L’offensive que nous demandons, ce n’est point un coup d’état, ce sont des lois de sûreté générale. Nous sommes las de voir qu’il faille tous les six mois, que disons-nous ? toutes les six semaines, sauver la société ; nous sommes tristes de penser qu’il faut toutes les six semaines exposer le sang de nos soldats, et, comme le dit si bien la proclamation du président de la république, changer la France en un camp pour résister aux incursions de l’ennemi. Nous remercions l’armée et la garde nationale, nous remercions le général Changarnier de l’habileté et de la fermeté qu’il a montrées dans la journée d’hier ; mais, en vérité, la vie sociale est trop chère, s’il faut toujours la payer de pareil prix, si elle doit toujours coûter de pareils efforts. Nous ne chicanons pas assurément la reconnaissance que nous devons au général Changarnier, mais nous voulons en ménager les occasions.

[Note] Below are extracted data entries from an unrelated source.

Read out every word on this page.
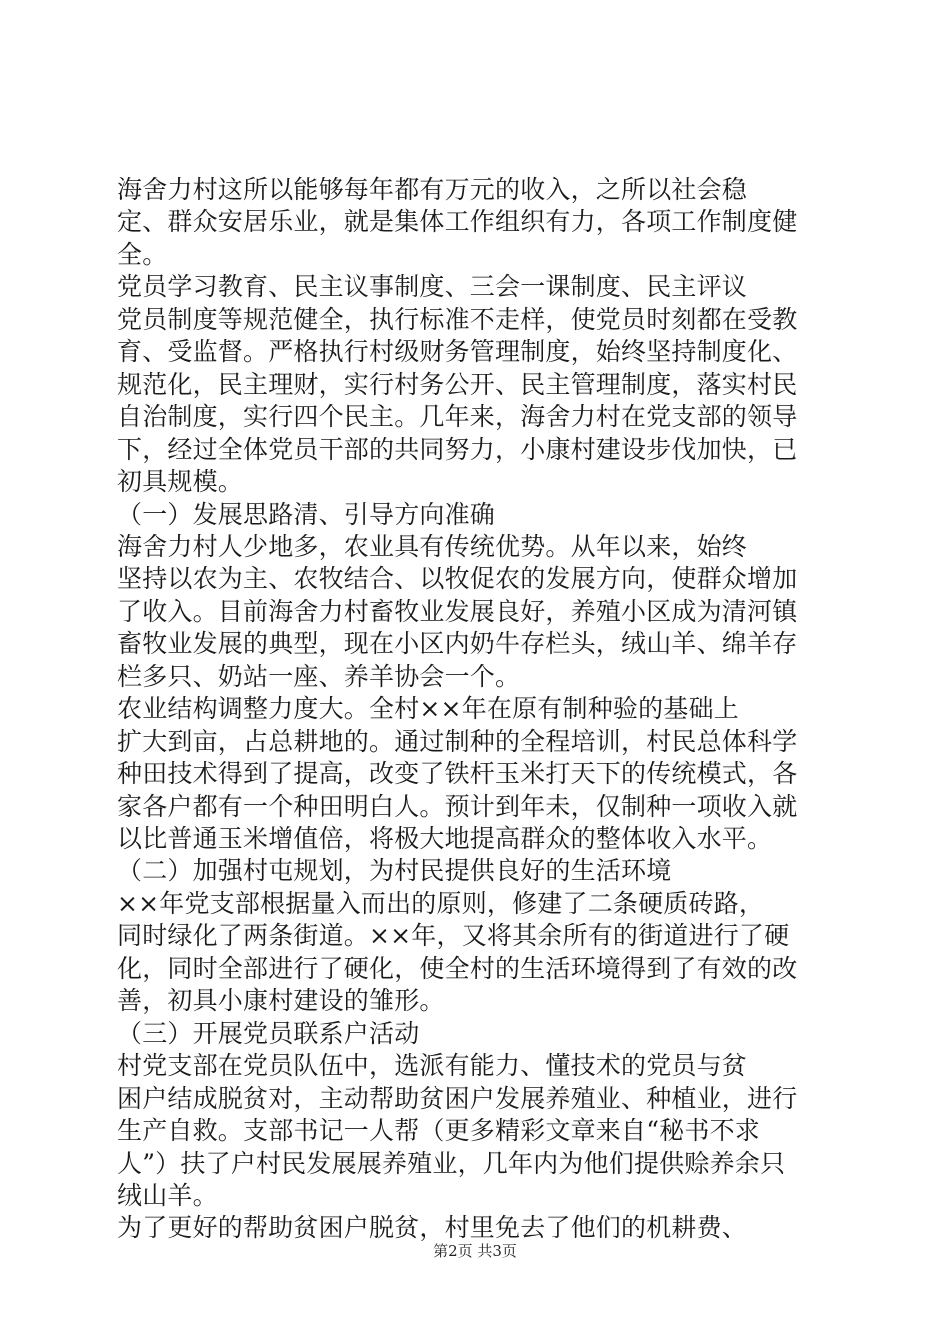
海舍力村这所以能够每年都有万元的收入，之所以社会稳

定、群众安居乐业，就是集体工作组织有力，各项工作制度健

全。

党员学习教育、民主议事制度、三会一课制度、民主评议

党员制度等规范健全，执行标准不走样，使党员时刻都在受教

育、受监督。严格执行村级财务管理制度，始终坚持制度化、

规范化，民主理财，实行村务公开、民主管理制度，落实村民

自治制度，实行四个民主。几年来，海舍力村在党支部的领导

下，经过全体党员干部的共同努力，小康村建设步伐加快，已

初具规模。

（一）发展思路清、引导方向准确

海舍力村人少地多，农业具有传统优势。从年以来，始终

坚持以农为主、农牧结合、以牧促农的发展方向，使群众增加

了收入。目前海舍力村畜牧业发展良好，养殖小区成为清河镇

畜牧业发展的典型，现在小区内奶牛存栏头，绒山羊、绵羊存

栏多只、奶站一座、养羊协会一个。

农业结构调整力度大。全村××年在原有制种验的基础上

扩大到亩，占总耕地的。通过制种的全程培训，村民总体科学

种田技术得到了提高，改变了铁杆玉米打天下的传统模式，各

家各户都有一个种田明白人。预计到年未，仅制种一项收入就

以比普通玉米增值倍，将极大地提高群众的整体收入水平。

（二）加强村屯规划，为村民提供良好的生活环境

××年党支部根据量入而出的原则，修建了二条硬质砖路，

同时绿化了两条街道。××年，又将其余所有的街道进行了硬

化，同时全部进行了硬化，使全村的生活环境得到了有效的改

善，初具小康村建设的雏形。

（三）开展党员联系户活动

村党支部在党员队伍中，选派有能力、懂技术的党员与贫

困户结成脱贫对，主动帮助贫困户发展养殖业、种植业，进行

生产自救。支部书记一人帮（更多精彩文章来自“秘书不求

人”）扶了户村民发展展养殖业，几年内为他们提供赊养余只

绒山羊。

为了更好的帮助贫困户脱贫，村里免去了他们的机耕费、

第2页 共3页
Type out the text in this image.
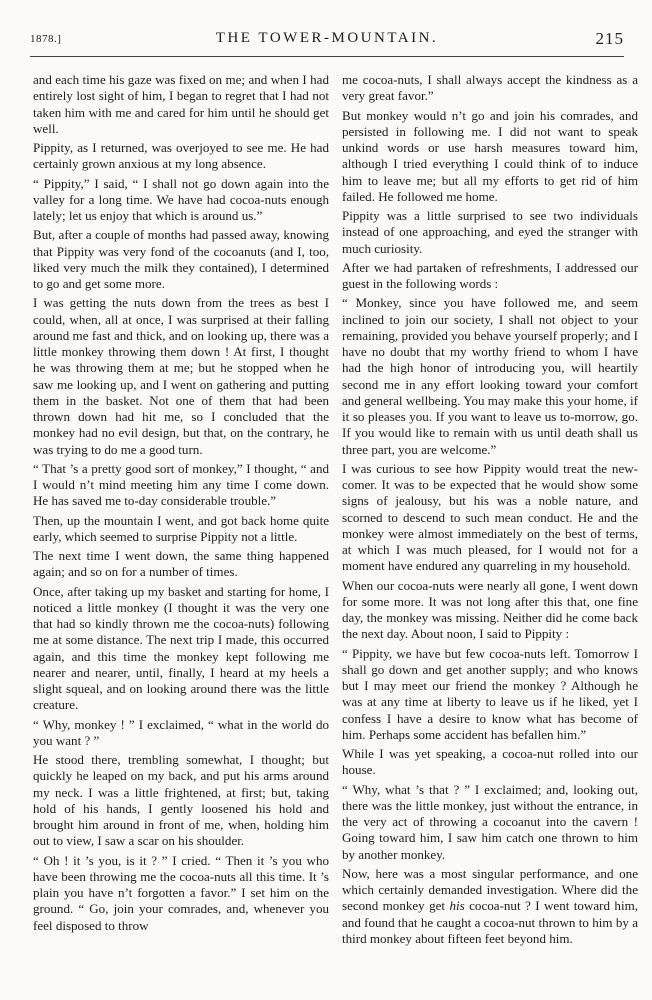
1878.]	THE TOWER-MOUNTAIN.	215

and each time his gaze was fixed on me; and when I had entirely lost sight of him, I began to regret that I had not taken him with me and cared for him until he should get well.

Pippity, as I returned, was overjoyed to see me. He had certainly grown anxious at my long absence.

“ Pippity,” I said, “ I shall not go down again into the valley for a long time. We have had cocoa-nuts enough lately; let us enjoy that which is around us.”

But, after a couple of months had passed away, knowing that Pippity was very fond of the cocoanuts (and I, too, liked very much the milk they contained), I determined to go and get some more.

I was getting the nuts down from the trees as best I could, when, all at once, I was surprised at their falling around me fast and thick, and on looking up, there was a little monkey throwing them down ! At first, I thought he was throwing them at me; but he stopped when he saw me looking up, and I went on gathering and putting them in the basket. Not one of them that had been thrown down had hit me, so I concluded that the monkey had no evil design, but that, on the contrary, he was trying to do me a good turn.

“ That ’s a pretty good sort of monkey,” I thought, “ and I would n’t mind meeting him any time I come down. He has saved me to-day considerable trouble.”

Then, up the mountain I went, and got back home quite early, which seemed to surprise Pippity not a little.

The next time I went down, the same thing happened again; and so on for a number of times.

Once, after taking up my basket and starting for home, I noticed a little monkey (I thought it was the very one that had so kindly thrown me the cocoa-nuts) following me at some distance. The next trip I made, this occurred again, and this time the monkey kept following me nearer and nearer, until, finally, I heard at my heels a slight squeal, and on looking around there was the little creature.

“ Why, monkey ! ” I exclaimed, “ what in the world do you want ? ”

He stood there, trembling somewhat, I thought; but quickly he leaped on my back, and put his arms around my neck. I was a little frightened, at first; but, taking hold of his hands, I gently loosened his hold and brought him around in front of me, when, holding him out to view, I saw a scar on his shoulder.

“ Oh ! it ’s you, is it ? ” I cried. “ Then it ’s you who have been throwing me the cocoa-nuts all this time. It ’s plain you have n’t forgotten a favor.” I set him on the ground. “ Go, join your comrades, and, whenever you feel disposed to throw

me cocoa-nuts, I shall always accept the kindness as a very great favor.”

But monkey would n’t go and join his comrades, and persisted in following me. I did not want to speak unkind words or use harsh measures toward him, although I tried everything I could think of to induce him to leave me; but all my efforts to get rid of him failed. He followed me home.

Pippity was a little surprised to see two individuals instead of one approaching, and eyed the stranger with much curiosity.

After we had partaken of refreshments, I addressed our guest in the following words :

“ Monkey, since you have followed me, and seem inclined to join our society, I shall not object to your remaining, provided you behave yourself properly; and I have no doubt that my worthy friend to whom I have had the high honor of introducing you, will heartily second me in any effort looking toward your comfort and general wellbeing. You may make this your home, if it so pleases you. If you want to leave us to-morrow, go. If you would like to remain with us until death shall us three part, you are welcome.”

I was curious to see how Pippity would treat the new-comer. It was to be expected that he would show some signs of jealousy, but his was a noble nature, and scorned to descend to such mean conduct. He and the monkey were almost immediately on the best of terms, at which I was much pleased, for I would not for a moment have endured any quarreling in my household.

When our cocoa-nuts were nearly all gone, I went down for some more. It was not long after this that, one fine day, the monkey was missing. Neither did he come back the next day. About noon, I said to Pippity :

“ Pippity, we have but few cocoa-nuts left. Tomorrow I shall go down and get another supply; and who knows but I may meet our friend the monkey ? Although he was at any time at liberty to leave us if he liked, yet I confess I have a desire to know what has become of him. Perhaps some accident has befallen him.”

While I was yet speaking, a cocoa-nut rolled into our house.

“ Why, what ’s that ? ” I exclaimed; and, looking out, there was the little monkey, just without the entrance, in the very act of throwing a cocoanut into the cavern ! Going toward him, I saw him catch one thrown to him by another monkey.

Now, here was a most singular performance, and one which certainly demanded investigation. Where did the second monkey get his cocoa-nut ? I went toward him, and found that he caught a cocoa-nut thrown to him by a third monkey about fifteen feet beyond him.
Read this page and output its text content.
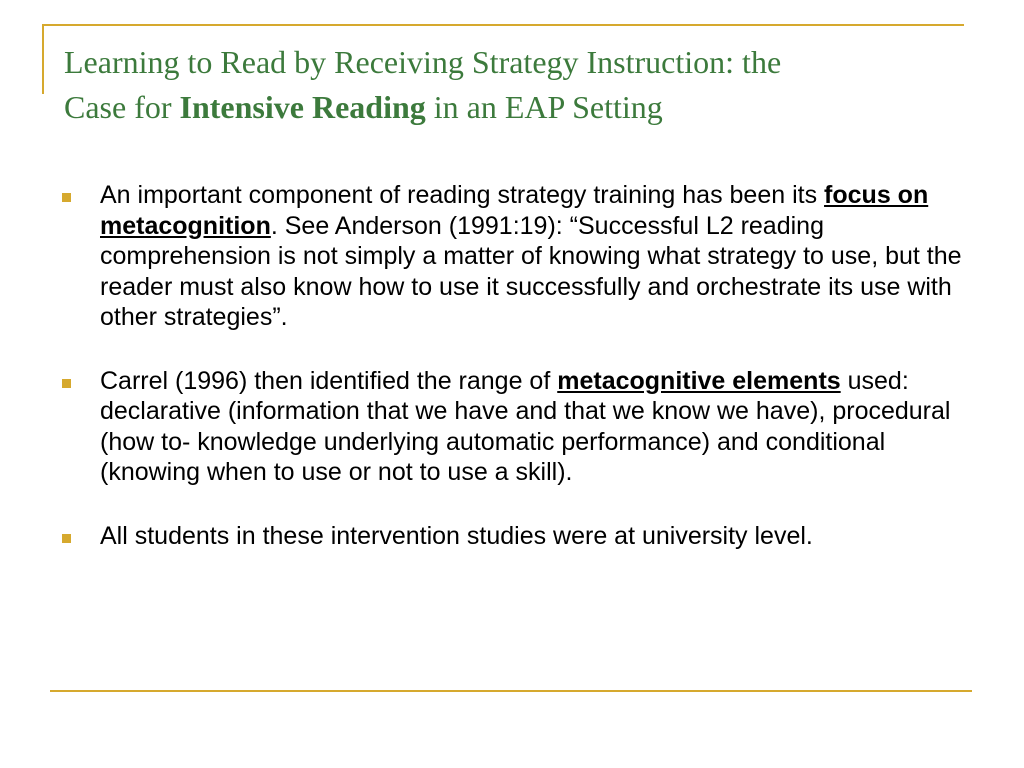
Learning to Read by Receiving Strategy Instruction: the
Case for Intensive Reading in an EAP Setting
An important component of reading strategy training has been its focus on metacognition. See Anderson (1991:19): “Successful L2 reading comprehension is not simply a matter of knowing what strategy to use, but the reader must also know how to use it successfully and orchestrate its use with other strategies”.
Carrel (1996) then identified the range of metacognitive elements used: declarative (information that we have and that we know we have), procedural (how to- knowledge underlying automatic performance) and conditional (knowing when to use or not to use a skill).
All students in these intervention studies were at university level.
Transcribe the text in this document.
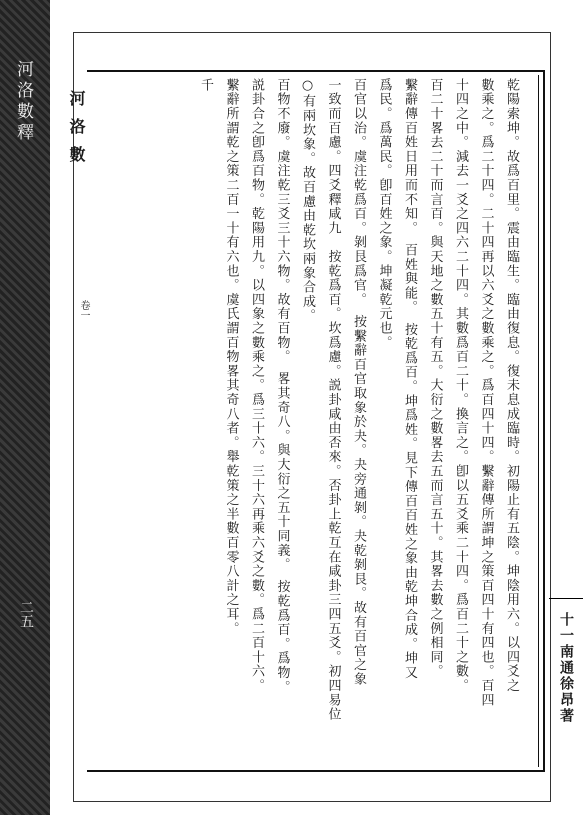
河洛數釋
二五
河洛數
卷一	乾陽索坤。故爲百里。震由臨生。臨由復息。復未息成臨時。初陽止有五陰。坤陰用六。以四爻之
數乘之。爲二十四。二十四再以六爻之數乘之。爲百四十四。繫辭傳所謂坤之策百四十有四也。百四
十四之中。減去一爻之四六二十四。其數爲百二十。換言之。卽以五爻乘二十四。爲百二十之數。
百二十畧去二十而言百。與天地之數五十有五。大衍之數畧去五而言五十。其畧去數之例相同。
繫辭傳百姓日用而不知。　百姓與能。　按乾爲百。坤爲姓。見下傳百百姓之象由乾坤合成。坤又
爲民。爲萬民。卽百姓之象。坤凝乾元也。
百官以治。虞注乾爲百。剝艮爲官。　按繫辭百官取象於夬。夬旁通剝。夬乾剝艮。故有百官之象
一致而百慮。四爻釋咸九　按乾爲百。坎爲慮。説卦咸由否來。否卦上乾互在咸卦三四五爻。初四易位
○有兩坎象。故百慮由乾坎兩象合成。
百物不廢。虞注乾三爻三十六物。故有百物。　畧其奇八。與大衍之五十同義。　按乾爲百。爲物。
説卦合之卽爲百物。乾陽用九。以四象之數乘之。爲三十六。三十六再乘六爻之數。爲二百十六。
繫辭所謂乾之策二百一十有六也。虞氏謂百物畧其奇八者。舉乾策之半數百零八計之耳。
千
十一南通徐昂著
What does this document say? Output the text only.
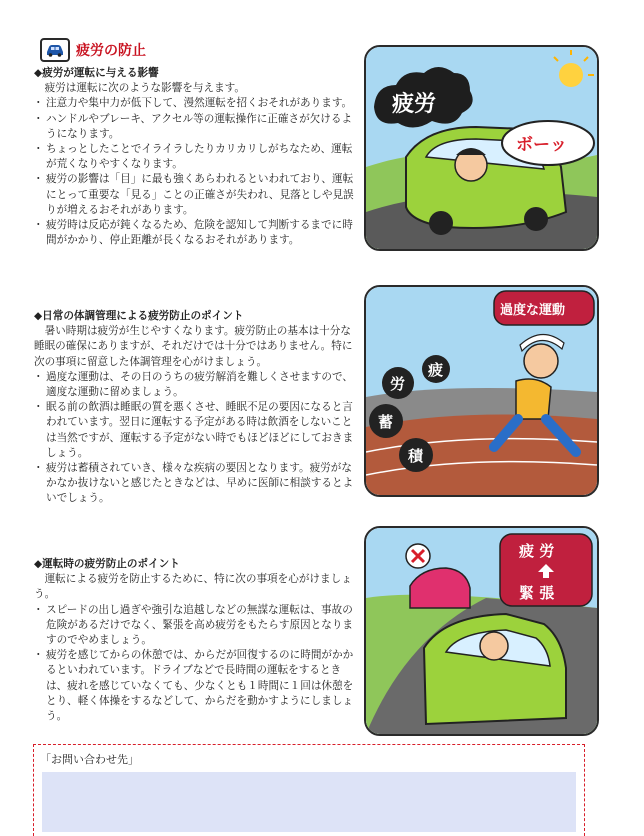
疲労の防止
◆疲労が運転に与える影響
疲労は運転に次のような影響を与えます。
・ 注意力や集中力が低下して、漫然運転を招くおそれがあります。
・ ハンドルやブレーキ、アクセル等の運転操作に正確さが欠けるようになります。
・ ちょっとしたことでイライラしたりカリカリしがちなため、運転が荒くなりやすくなります。
・ 疲労の影響は「目」に最も強くあらわれるといわれており、運転にとって重要な「見る」ことの正確さが失われ、見落としや見誤りが増えるおそれがあります。
・ 疲労時は反応が鈍くなるため、危険を認知して判断するまでに時間がかかり、停止距離が長くなるおそれがあります。
◆日常の体調管理による疲労防止のポイント
暑い時期は疲労が生じやすくなります。疲労防止の基本は十分な睡眠の確保にありますが、それだけでは十分ではありません。特に次の事項に留意した体調管理を心がけましょう。
・ 過度な運動は、その日のうちの疲労解消を難しくさせますので、適度な運動に留めましょう。
・ 眠る前の飲酒は睡眠の質を悪くさせ、睡眠不足の要因になると言われています。翌日に運転する予定がある時は飲酒をしないことは当然ですが、運転する予定がない時でもほどほどにしておきましょう。
・ 疲労は蓄積されていき、様々な疾病の要因となります。疲労がなかなか抜けないと感じたときなどは、早めに医師に相談するとよいでしょう。
◆運転時の疲労防止のポイント
運転による疲労を防止するために、特に次の事項を心がけましょう。
・ スピードの出し過ぎや強引な追越しなどの無謀な運転は、事故の危険があるだけでなく、緊張を高め疲労をもたらす原因となりますのでやめましょう。
・ 疲労を感じてからの休憩では、からだが回復するのに時間がかかるといわれています。ドライブなどで長時間の運転をするときは、疲れを感じていなくても、少なくとも１時間に１回は休憩をとり、軽く体操をするなどして、からだを動かすようにしましょう。
疲労
ボーッ
過度な運動
労
疲
蓄
積
疲 労
緊 張
「お問い合わせ先」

Et qu’il nous soit permis, à ce sujet, de citer l’éloge que faisait le maréchal Bugeaud du général Changarnier, le 15 juin 1848, dans une lettre toute familière que nous montrait ce matin un de nos amis : « Je vois avec plaisir tous mes lieutenans d’Afrique avoir des commandemens ; j’en espère beaucoup. Le général Changarnier a un grand parti dans la garde nationale de Paris, où on lui tient compte de l’énergie qu’il a montrée le 16 avril, lorsque le gouvernement provisoire était menacé par la république rouge. Ayez confiance en lui. Changarnier est un homme de résolution et de savoir-faire militaire ; il sait surtout très bien se débrouiller dans les circonstances difficiles. » Ce don de se débrouiller dans les circonstances difficiles, don si précieux dans les généraux que les événemens ont jetés à travers les complications de la vie politique, le maréchal Bugeaud aimait, dès le 15 juin 1848, à le signaler à ses amis dans le général Changarnier, parce qu’il le lui avait reconnu en Afrique ; mais aujourd’hui que l’expérience a donné au général Changarnier l’occasion de témoigner aux yeux de toute la France de ce genre de talent militaire qui décide le plus les journées, nous aimons à rappeler le témoignage du maréchal Bugeaud, et nous croyons en même temps acquitter une partie de notre dette envers le général Changarnier, en évoquant d’une tombe si illustre et si honorée l’hommage que nous devons aux services qu’il a rendus hier à la France. En associant ainsi le nom du maréchal Bugeaud à celui du général Changarnier, nous proclamons combien nous avons perdu, et nous disons aussi ce que nous avons conservé. Nous mêlons une consolation à la douleur publique. La victoire que l’ordre social a remportée hier sous le commandement du général Changarnier, ce sont les plus belles et les plus dignes funérailles que l’armée pût faire au maréchal Bugeaud. Elle a exécuté son testament.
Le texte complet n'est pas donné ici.